Ingo Payments CEO Drew Edwards told PYMNTS’ Karen Webster that the very definition of what a bank is — what it does and what it can do — is changing.
Ask anyone working for a bank just what a bank does, and they’ll answer that the institution takes loans and makes deposits, Edwards said. And doing both, simultaneously, is what sets a bank apart from other financial services players.
For the consumers, “it’s the place where you safeguard your money and access that money that’s a utility to buy things,” Edwards said, speaking to PYMNTS for the series “What’s Next in Payments: What is a Bank? The Changing Landscape of Banking and Financial Services.”
Trust is the glue that binds it all together. PYMNTS Intelligence and Ingo Payments’ data showed that more than half of consumers and small businesses bank at large national banks, and 25% opt for smaller banks and credit unions.
But Edwards added that in the current environment, consumers keep funds spread across several accounts and segment, or silo, those accounts for different use cases.
There’s a greater need to enable money mobility so that funds can flow easily in and out of those accounts as the holder desires.
Money mobility means that banking now can, conceivably, be extended to specific relationships through embedded banking, Edwards said.
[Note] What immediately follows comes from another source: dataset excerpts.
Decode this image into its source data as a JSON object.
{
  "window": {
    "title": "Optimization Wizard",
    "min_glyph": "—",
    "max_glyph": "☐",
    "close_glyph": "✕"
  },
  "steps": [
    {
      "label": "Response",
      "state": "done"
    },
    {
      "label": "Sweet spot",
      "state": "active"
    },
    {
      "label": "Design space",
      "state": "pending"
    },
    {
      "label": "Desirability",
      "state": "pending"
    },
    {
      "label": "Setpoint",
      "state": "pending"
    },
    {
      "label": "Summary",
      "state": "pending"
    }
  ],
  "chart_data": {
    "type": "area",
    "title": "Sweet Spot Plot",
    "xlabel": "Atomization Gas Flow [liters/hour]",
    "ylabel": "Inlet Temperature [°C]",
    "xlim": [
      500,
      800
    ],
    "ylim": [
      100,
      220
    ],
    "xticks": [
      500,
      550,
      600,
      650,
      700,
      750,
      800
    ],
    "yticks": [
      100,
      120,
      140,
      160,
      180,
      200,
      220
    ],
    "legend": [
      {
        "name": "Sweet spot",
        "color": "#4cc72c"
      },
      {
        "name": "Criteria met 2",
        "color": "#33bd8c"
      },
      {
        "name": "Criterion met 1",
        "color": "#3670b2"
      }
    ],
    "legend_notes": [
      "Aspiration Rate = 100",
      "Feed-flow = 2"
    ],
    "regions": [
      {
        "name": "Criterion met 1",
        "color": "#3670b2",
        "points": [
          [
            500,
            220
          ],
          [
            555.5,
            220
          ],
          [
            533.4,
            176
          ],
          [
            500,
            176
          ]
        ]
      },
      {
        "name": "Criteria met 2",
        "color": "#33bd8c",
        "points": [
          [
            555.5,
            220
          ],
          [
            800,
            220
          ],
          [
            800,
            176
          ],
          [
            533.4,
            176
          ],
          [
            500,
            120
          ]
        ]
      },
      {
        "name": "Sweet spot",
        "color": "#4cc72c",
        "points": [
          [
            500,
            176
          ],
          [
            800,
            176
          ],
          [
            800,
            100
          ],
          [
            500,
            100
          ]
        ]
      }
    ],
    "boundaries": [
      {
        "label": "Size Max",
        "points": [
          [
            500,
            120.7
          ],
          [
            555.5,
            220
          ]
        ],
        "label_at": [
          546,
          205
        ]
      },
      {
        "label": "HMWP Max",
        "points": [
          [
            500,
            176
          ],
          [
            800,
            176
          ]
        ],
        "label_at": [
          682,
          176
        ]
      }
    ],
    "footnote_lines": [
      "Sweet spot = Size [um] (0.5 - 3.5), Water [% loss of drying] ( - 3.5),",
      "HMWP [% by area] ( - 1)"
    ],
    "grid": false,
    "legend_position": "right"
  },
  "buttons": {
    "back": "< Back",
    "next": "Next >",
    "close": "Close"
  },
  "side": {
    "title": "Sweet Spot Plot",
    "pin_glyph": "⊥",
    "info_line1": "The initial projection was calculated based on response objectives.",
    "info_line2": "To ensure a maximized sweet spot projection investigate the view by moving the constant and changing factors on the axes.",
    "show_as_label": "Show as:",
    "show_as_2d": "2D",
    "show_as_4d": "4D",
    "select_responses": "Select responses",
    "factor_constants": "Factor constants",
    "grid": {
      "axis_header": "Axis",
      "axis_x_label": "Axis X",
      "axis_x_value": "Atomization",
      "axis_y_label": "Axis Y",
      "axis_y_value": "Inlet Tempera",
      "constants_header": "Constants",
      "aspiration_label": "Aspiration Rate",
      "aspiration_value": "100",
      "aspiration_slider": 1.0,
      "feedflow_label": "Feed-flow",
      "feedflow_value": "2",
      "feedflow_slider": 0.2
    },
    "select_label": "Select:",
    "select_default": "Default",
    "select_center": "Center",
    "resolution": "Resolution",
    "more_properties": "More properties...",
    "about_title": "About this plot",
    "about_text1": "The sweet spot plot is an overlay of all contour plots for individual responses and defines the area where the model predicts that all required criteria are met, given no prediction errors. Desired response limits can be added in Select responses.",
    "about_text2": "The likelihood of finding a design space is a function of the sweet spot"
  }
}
Embedded banking is moving beyond the confines of spending to full-blown digital banking, spanning peer-to-peer payments, check cashing and bill payments.
“The standard for utility in a deposit account is much more robust,” Edwards said.
The transaction part of banking — beyond lending — is where sender-centric ecosystems are flourishing as recipients find ease in managing their daily activities, he said.
Picture, then, the restaurant that, embracing embedded options, sidesteps the complexities of managing cash tips and instead creates a brand-new account for a worker, opened and enabled on the individual’s phone, complete with a card and digital wallet.
“The worker can then turn around and go transact,” Edwards said, or use that account to fund other accounts.
Money mobility as a concept is nothing new. Years ago, PayPal accounts were embedded into eBay’s platform, Edwards said. In some ways, embedded banking is simply the latest iteration of that model, solving money movement for senders and recipients in a way that’s friction-free and often cost-free.
There’s an opportunity to embed digital banking apps inside of ecosystems to chip away at banking relationships — or complement them — depending on the sender and receiver relationships, Edwards said. Everything needs to be digital, safe and flowing in both directions.
“If you wrap a market competitive digital experience — where consumers download apps and can do all the things that they want to do with an account — you’ve got a consumer at a ‘buying moment with intent’ that they did not even necessarily realize that they had,” Edwards said.
Platforms, Ingo among them, enable consumers to pay bills, share money with friends, move money between accounts and link issuer/processors to digital wallets — with know your customer and fraud defenses built in, he said.
“This utility is inherent to what banks have been doing for a long time,” and what many neobanks have struggled to do, Edwards said. “There’s a magical moment where you’ve embedded banking into an employer/employee relationship, for example, and solved several problems.”
In the meantime, customer acquisition costs are lessened, and recurring use cases are bolstered through the crystallization of “delightful customer experiences,” he said. Digital wallets make it easier to aggregate what would normally be far-flung bank accounts so that users can see their balances, choose cards and figure out how they want to move funds.
As Edwards told Webster: “There are new opportunities here for customer acquisition and for banking.”